Inspiration
Our country, Italy, was overwhelmed by the spread of COVID-19. As a group of students, we were unsure of what we could do to help out. With the help of Fabio Dercole, our Control Engineering Professor, we came up with this idea. Several teams of scientists around the world are dashing to model the spread of the novel coronavirus, at both local and global scale, with the common aim of hind casting and forecasting the COVID-19 pandemic. Standard epidemiological models are spatially extended to include multilayer contact networks describing communities, workplaces, schools, social and cultural places, healthcare facilities, and mobility within and across these layers. One important aspect is however systematically disregarded: our human nature. We believe that understanding human behaviour in a pandemic scenario is crucial for governments when drawing up public policy, as many of the related issues concern the encouragement and control of desired behaviours, lack of cooperation, and punishment.
What it does
The aim of Pan-EHub is to integrate game-theoretic behavioural and control sub-models into the available COVID-19 epidemiological models, and to test for different behavioural hypothesis and control strategies by means of both calibrated simulations and online virtual experiments. Experiments will be conducted by developing a mobile app and exploiting the principles of gamification. Participants will be immersed in a ludic multi-agent experience and faced, day-by-day, with simple information about the local and global social, sanitary, and normative situation and faced with simple decisions to make. Fully experimental results, calibrated model simulations, or data from a mix of human subjects and bots will enable our policy makers to forecast, among others, the effects of social lines of intervention, such as the level of incentives, control, and punishment.
How we are building it
We started by drafting an agent-based model that takes into account human choices and decision-making by providing the user with a daily list of actions to choose from with a point-reward system. This model is now being coded into python. The agents can either be controlled by people or bots on the server-side that make decisions using models from game theory. We are developing the front-end using Unity.
Challenges we ran into
The main issue for us was learning how to set up the server and the more technical aspects of the project, as we have limited knowledge in the field of computer science.
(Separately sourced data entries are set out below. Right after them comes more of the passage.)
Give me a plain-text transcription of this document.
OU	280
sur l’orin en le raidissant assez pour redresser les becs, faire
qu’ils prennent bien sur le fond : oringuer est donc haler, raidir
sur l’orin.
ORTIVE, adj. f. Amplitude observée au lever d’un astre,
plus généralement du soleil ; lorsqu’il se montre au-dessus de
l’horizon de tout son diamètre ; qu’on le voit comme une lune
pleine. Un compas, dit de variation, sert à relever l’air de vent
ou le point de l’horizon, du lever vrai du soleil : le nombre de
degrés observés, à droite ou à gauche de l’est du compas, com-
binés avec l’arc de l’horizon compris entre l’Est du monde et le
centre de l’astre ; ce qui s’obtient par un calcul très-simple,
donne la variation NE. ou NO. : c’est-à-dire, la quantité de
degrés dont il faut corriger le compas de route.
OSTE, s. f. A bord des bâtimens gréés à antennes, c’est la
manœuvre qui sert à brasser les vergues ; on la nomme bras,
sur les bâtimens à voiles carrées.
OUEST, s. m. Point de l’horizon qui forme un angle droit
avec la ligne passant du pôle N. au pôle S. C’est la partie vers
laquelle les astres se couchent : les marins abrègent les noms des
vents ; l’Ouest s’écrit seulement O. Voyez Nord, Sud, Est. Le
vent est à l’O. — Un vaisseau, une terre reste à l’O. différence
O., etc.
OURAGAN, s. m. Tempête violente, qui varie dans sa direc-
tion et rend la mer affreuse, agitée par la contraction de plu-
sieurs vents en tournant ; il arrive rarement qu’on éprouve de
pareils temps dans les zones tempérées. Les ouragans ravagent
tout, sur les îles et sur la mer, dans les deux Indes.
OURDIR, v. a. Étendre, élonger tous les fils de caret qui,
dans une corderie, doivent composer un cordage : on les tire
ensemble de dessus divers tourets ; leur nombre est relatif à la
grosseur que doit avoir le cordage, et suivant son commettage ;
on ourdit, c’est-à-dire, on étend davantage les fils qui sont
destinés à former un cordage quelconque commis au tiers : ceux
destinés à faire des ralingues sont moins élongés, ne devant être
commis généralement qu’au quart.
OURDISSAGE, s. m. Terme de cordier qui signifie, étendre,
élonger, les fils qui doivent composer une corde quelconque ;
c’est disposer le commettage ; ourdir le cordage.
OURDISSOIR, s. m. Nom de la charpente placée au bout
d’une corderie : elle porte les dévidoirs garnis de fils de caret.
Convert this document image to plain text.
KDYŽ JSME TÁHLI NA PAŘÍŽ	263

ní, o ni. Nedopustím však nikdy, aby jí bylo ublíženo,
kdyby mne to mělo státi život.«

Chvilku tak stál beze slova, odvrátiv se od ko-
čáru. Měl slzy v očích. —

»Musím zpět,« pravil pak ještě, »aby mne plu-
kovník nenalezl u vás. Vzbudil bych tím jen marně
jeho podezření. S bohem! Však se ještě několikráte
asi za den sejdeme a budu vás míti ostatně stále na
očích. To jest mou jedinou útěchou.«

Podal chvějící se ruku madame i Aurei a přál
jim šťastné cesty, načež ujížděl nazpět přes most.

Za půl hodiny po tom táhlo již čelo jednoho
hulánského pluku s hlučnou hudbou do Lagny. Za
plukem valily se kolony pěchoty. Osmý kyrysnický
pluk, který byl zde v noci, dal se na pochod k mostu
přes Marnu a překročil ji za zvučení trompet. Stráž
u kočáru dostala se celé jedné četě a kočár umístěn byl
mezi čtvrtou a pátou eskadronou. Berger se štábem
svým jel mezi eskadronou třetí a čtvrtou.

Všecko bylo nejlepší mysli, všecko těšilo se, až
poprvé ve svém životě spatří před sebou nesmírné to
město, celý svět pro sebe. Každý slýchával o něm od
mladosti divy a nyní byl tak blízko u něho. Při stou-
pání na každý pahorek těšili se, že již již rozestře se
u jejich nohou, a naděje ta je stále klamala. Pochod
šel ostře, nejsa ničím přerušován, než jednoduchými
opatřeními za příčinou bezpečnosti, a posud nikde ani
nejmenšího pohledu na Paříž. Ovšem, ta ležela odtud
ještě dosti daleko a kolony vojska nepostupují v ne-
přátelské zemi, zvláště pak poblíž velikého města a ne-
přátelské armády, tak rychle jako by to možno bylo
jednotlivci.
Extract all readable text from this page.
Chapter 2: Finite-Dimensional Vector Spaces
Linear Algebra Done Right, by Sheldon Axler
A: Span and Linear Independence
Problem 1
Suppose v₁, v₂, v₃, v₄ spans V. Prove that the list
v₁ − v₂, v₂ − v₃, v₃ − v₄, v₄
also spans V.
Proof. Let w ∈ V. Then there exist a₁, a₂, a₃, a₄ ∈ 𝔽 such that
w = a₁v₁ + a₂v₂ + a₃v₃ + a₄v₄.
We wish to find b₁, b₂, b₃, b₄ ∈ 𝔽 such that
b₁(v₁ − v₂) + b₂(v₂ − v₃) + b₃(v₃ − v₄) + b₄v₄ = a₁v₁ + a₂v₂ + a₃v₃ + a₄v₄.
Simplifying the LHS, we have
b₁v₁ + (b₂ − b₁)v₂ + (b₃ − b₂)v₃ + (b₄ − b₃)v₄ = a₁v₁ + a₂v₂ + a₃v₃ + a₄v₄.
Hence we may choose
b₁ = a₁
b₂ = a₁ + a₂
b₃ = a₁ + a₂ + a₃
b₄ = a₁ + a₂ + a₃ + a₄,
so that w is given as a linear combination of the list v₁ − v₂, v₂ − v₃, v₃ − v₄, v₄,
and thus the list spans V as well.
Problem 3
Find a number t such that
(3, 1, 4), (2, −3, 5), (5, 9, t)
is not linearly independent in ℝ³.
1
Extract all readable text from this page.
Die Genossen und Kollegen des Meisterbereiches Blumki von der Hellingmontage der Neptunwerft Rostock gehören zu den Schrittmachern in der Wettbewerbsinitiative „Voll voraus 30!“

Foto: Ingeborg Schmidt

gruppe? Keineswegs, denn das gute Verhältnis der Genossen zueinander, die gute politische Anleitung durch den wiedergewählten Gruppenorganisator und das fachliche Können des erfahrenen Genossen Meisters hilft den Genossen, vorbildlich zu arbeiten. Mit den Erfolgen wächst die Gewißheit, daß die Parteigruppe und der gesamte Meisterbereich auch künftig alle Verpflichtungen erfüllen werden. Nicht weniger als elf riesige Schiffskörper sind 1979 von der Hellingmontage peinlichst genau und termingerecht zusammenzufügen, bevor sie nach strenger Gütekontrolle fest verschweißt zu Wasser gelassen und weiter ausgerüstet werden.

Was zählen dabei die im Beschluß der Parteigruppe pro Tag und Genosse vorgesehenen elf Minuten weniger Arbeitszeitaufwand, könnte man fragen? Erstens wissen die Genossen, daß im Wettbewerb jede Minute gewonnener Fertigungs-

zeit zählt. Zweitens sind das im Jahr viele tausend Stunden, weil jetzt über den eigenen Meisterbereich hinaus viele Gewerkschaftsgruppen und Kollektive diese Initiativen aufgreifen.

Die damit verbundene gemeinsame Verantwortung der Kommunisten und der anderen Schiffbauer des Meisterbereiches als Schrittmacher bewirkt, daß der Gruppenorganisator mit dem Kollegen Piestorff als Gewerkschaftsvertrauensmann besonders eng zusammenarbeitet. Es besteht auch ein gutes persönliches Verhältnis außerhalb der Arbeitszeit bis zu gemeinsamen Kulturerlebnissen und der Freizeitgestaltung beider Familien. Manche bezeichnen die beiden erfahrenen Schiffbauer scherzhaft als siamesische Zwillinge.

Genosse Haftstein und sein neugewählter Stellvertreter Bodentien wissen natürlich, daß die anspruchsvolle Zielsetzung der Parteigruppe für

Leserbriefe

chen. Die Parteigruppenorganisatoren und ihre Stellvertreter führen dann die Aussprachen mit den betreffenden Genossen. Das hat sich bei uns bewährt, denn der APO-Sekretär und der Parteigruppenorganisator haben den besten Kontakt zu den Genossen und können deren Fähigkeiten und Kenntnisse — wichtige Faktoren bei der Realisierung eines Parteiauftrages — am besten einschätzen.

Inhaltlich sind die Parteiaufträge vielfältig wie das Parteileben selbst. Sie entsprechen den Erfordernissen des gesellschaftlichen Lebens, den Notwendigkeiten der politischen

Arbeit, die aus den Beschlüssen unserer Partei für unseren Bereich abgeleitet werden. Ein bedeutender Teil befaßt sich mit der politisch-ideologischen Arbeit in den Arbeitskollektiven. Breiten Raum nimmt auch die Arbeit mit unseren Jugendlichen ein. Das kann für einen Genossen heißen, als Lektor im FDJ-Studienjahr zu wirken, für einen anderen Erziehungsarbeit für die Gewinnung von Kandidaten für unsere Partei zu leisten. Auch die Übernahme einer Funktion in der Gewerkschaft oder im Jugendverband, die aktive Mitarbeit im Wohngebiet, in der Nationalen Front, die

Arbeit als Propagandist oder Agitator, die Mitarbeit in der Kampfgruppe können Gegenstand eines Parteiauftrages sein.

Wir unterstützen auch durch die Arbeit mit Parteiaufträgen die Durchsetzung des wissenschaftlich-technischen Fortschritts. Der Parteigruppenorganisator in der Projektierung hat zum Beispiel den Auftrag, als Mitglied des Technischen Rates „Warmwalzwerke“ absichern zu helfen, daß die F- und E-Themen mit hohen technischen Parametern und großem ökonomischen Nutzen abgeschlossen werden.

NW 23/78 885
Accomplishments that we're proud of
We are proud of ourselves for having learnt to pick up relatively new programming languages, and for having tackled this project that was initially seemed too daunting too complex for our capabilities.
What we learnt
Simplicity is key, and that's especially true when scaling up an individual-based model on a large scale. You need to include the 20% of the features that will make the 80% of the difference. After quite some struggle and several sleepless nights, we got to a model that does surprisingly well with a fraction of the complexity.
What's next for Pan-EHuB
We look forward to widen our collaboration within our University first, and potentially the whole world after. We can't wait to develop and test our first version of the app, and then refine it based on the advantages that adding an actual human component to a computer simulation provides.